Monday, Nov. 18, 1946

Go Ahead & Shoot

In its skirmish with U.S. newspaper publishers, the American Newspaper Guild (C.I.O.) was playing no favorites. Guild pickets last week methodically patrolled J. David Stern's pro-labor Philadelphia Record and Camden (N.J.) Courier-Post. Back in 1934, when the Guild didn't even have coffee money, Dave Stern was the first publisher to sign a Guild contract.

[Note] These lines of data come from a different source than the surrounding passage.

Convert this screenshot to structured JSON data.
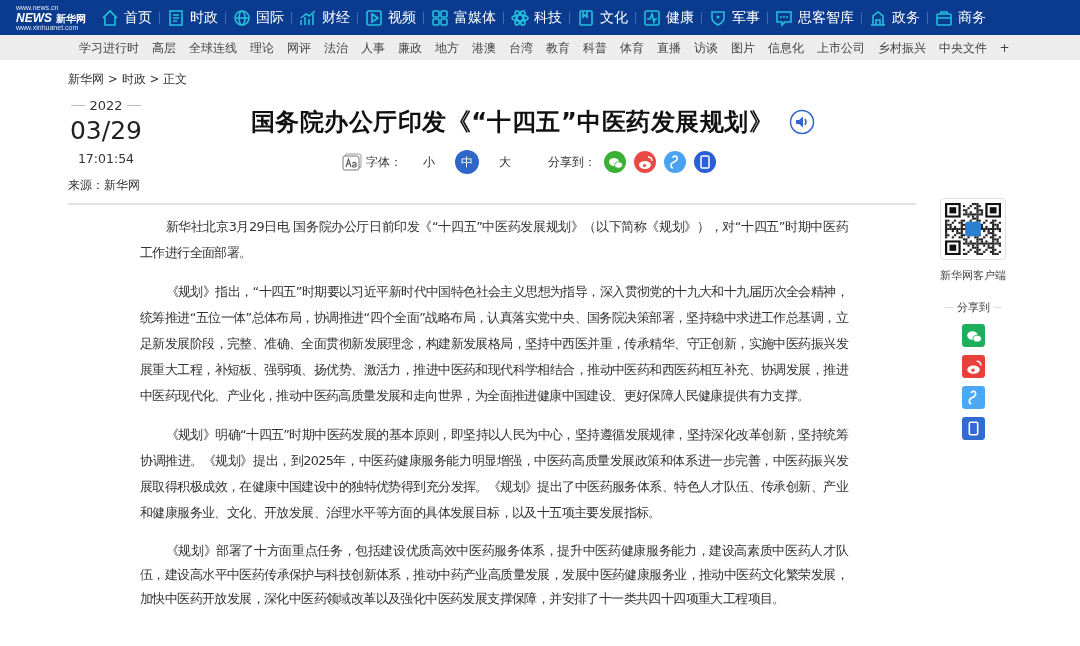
{
  "header": {
    "logo": {
      "site": "www.news.cn",
      "name": "新华网",
      "mark": "NEWS",
      "url": "www.xinhuanet.com"
    },
    "nav": [
      {
        "label": "首页"
      },
      {
        "label": "时政"
      },
      {
        "label": "国际"
      },
      {
        "label": "财经"
      },
      {
        "label": "视频"
      },
      {
        "label": "富媒体"
      },
      {
        "label": "科技"
      },
      {
        "label": "文化"
      },
      {
        "label": "健康"
      },
      {
        "label": "军事"
      },
      {
        "label": "思客智库"
      },
      {
        "label": "政务"
      },
      {
        "label": "商务"
      }
    ]
  },
  "subnav": {
    "items": [
      "学习进行时",
      "高层",
      "全球连线",
      "理论",
      "网评",
      "法治",
      "人事",
      "廉政",
      "地方",
      "港澳",
      "台湾",
      "教育",
      "科普",
      "体育",
      "直播",
      "访谈",
      "图片",
      "信息化",
      "上市公司",
      "乡村振兴",
      "中央文件"
    ],
    "more": "+"
  },
  "breadcrumb": [
    "新华网",
    ">",
    "时政",
    ">",
    "正文"
  ],
  "article": {
    "date": {
      "year": "2022",
      "day": "03/29",
      "time": "17:01:54",
      "source": "来源：新华网"
    },
    "title": "国务院办公厅印发《“十四五”中医药发展规划》",
    "font_size": {
      "label": "字体：",
      "options": [
        {
          "label": "小",
          "selected": false
        },
        {
          "label": "中",
          "selected": true
        },
        {
          "label": "大",
          "selected": false
        }
      ]
    },
    "share_label": "分享到：",
    "paragraphs": [
      "新华社北京3月29日电 国务院办公厅日前印发《“十四五”中医药发展规划》（以下简称《规划》），对“十四五”时期中医药工作进行全面部署。",
      "《规划》指出，“十四五”时期要以习近平新时代中国特色社会主义思想为指导，深入贯彻党的十九大和十九届历次全会精神，统筹推进“五位一体”总体布局，协调推进“四个全面”战略布局，认真落实党中央、国务院决策部署，坚持稳中求进工作总基调，立足新发展阶段，完整、准确、全面贯彻新发展理念，构建新发展格局，坚持中西医并重，传承精华、守正创新，实施中医药振兴发展重大工程，补短板、强弱项、扬优势、激活力，推进中医药和现代科学相结合，推动中医药和西医药相互补充、协调发展，推进中医药现代化、产业化，推动中医药高质量发展和走向世界，为全面推进健康中国建设、更好保障人民健康提供有力支撑。",
      "《规划》明确“十四五”时期中医药发展的基本原则，即坚持以人民为中心，坚持遵循发展规律，坚持深化改革创新，坚持统筹协调推进。《规划》提出，到2025年，中医药健康服务能力明显增强，中医药高质量发展政策和体系进一步完善，中医药振兴发展取得积极成效，在健康中国建设中的独特优势得到充分发挥。《规划》提出了中医药服务体系、特色人才队伍、传承创新、产业和健康服务业、文化、开放发展、治理水平等方面的具体发展目标，以及十五项主要发展指标。",
      "《规划》部署了十方面重点任务，包括建设优质高效中医药服务体系，提升中医药健康服务能力，建设高素质中医药人才队伍，建设高水平中医药传承保护与科技创新体系，推动中药产业高质量发展，发展中医药健康服务业，推动中医药文化繁荣发展，加快中医药开放发展，深化中医药领域改革以及强化中医药发展支撑保障，并安排了十一类共四十四项重大工程项目。"
    ]
  },
  "sidebar": {
    "qr_caption": "新华网客户端",
    "share_label": "分享到"
  }
}
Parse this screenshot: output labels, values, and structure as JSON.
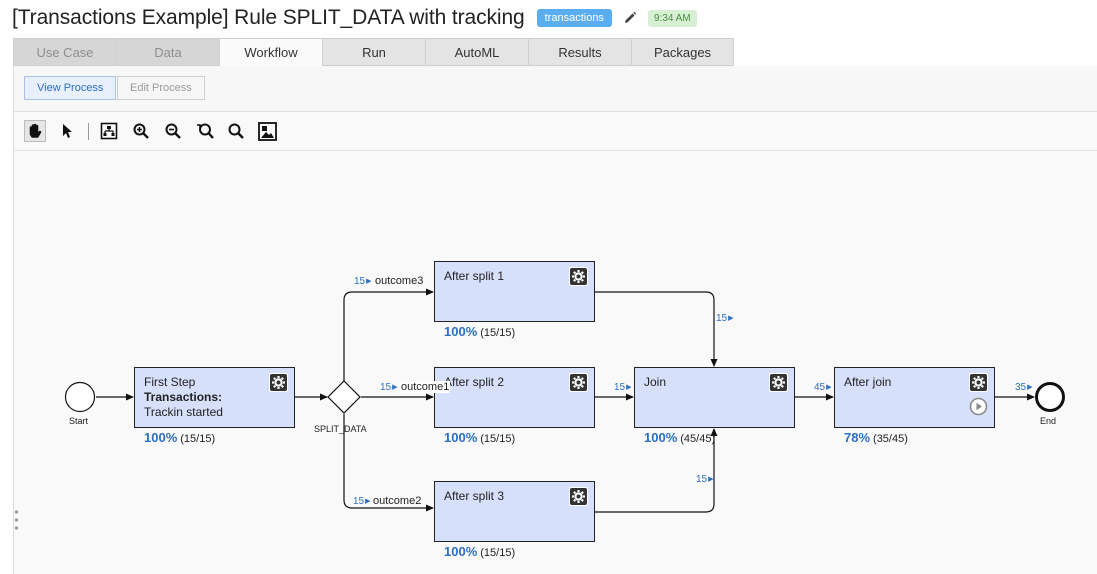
{
  "header": {
    "title": "[Transactions Example] Rule SPLIT_DATA with tracking",
    "tag": "transactions",
    "time": "9:34 AM"
  },
  "tabs": [
    {
      "label": "Use Case",
      "state": "disabled"
    },
    {
      "label": "Data",
      "state": "disabled"
    },
    {
      "label": "Workflow",
      "state": "active"
    },
    {
      "label": "Run",
      "state": "normal"
    },
    {
      "label": "AutoML",
      "state": "normal"
    },
    {
      "label": "Results",
      "state": "normal"
    },
    {
      "label": "Packages",
      "state": "normal"
    }
  ],
  "process_buttons": {
    "view": "View Process",
    "edit": "Edit Process"
  },
  "toolbar": {
    "tools": [
      "hand-tool-icon",
      "pointer-tool-icon",
      "auto-layout-icon",
      "zoom-in-icon",
      "zoom-out-icon",
      "zoom-reset-icon",
      "zoom-fit-icon",
      "overview-icon"
    ]
  },
  "diagram": {
    "start_label": "Start",
    "end_label": "End",
    "gateway_label": "SPLIT_DATA",
    "tasks": {
      "first_step": {
        "title": "First Step",
        "desc_bold": "Transactions:",
        "desc": " Trackin started",
        "percent": "100%",
        "ratio": "(15/15)"
      },
      "split1": {
        "title": "After split 1",
        "percent": "100%",
        "ratio": "(15/15)"
      },
      "split2": {
        "title": "After split 2",
        "percent": "100%",
        "ratio": "(15/15)"
      },
      "split3": {
        "title": "After split 3",
        "percent": "100%",
        "ratio": "(15/15)"
      },
      "join": {
        "title": "Join",
        "percent": "100%",
        "ratio": "(45/45)"
      },
      "after_join": {
        "title": "After join",
        "percent": "78%",
        "ratio": "(35/45)"
      }
    },
    "flows": {
      "outcome3": {
        "count": "15",
        "label": "outcome3"
      },
      "outcome1": {
        "count": "15",
        "label": "outcome1"
      },
      "outcome2": {
        "count": "15",
        "label": "outcome2"
      },
      "split1_to_join": "15",
      "split2_to_join": "15",
      "split3_to_join": "15",
      "join_to_after": "45",
      "after_to_end": "35"
    }
  },
  "colors": {
    "accent": "#2d6fc2",
    "task_fill": "#d7e0fb",
    "tag_badge": "#5aaef0",
    "time_badge": "#d7f0d4"
  }
}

Stern's papers were target No. 2 in the Guild's national campaign to get $100 a week for experienced reporters. The first enemy, Hearst's Los Angeles Herald & Express (TIME, Sept. 23), was still shut down and the strike was in its ninth week. Dave Stern was a hand-picked target: Rival Walter (son of Moe) Annenberg's richer Inquirer (circ. 600,000) had countered Guild demands with an offer identical to Stern's, but so far had been left alone. To Guild members, who might also be baffled by the discrimination, the Guild frankly admitted that it considered Stern the softer touch.

But by week's end it was plain that the Guild was bucking a hardened (or at least a fed-up) Stern. Record and Courier-Post executives rolled up their sleeves, got out the papers themselves.

Stern stood pat on his offer of a, 12% general increase. Said he sternly: "Since 1936 ... we have had a gun pointed at our head, in the shape of a strike threat, at every Guild negotiation. This year, the gun was not only pointed but cocked before we even sat down. . . .

"You know, after you have looked down a gun barrel for several years, you become impervious to the threat. You finally get to thinking that perhaps the easiest solution is to let the other fellow pull the trigger."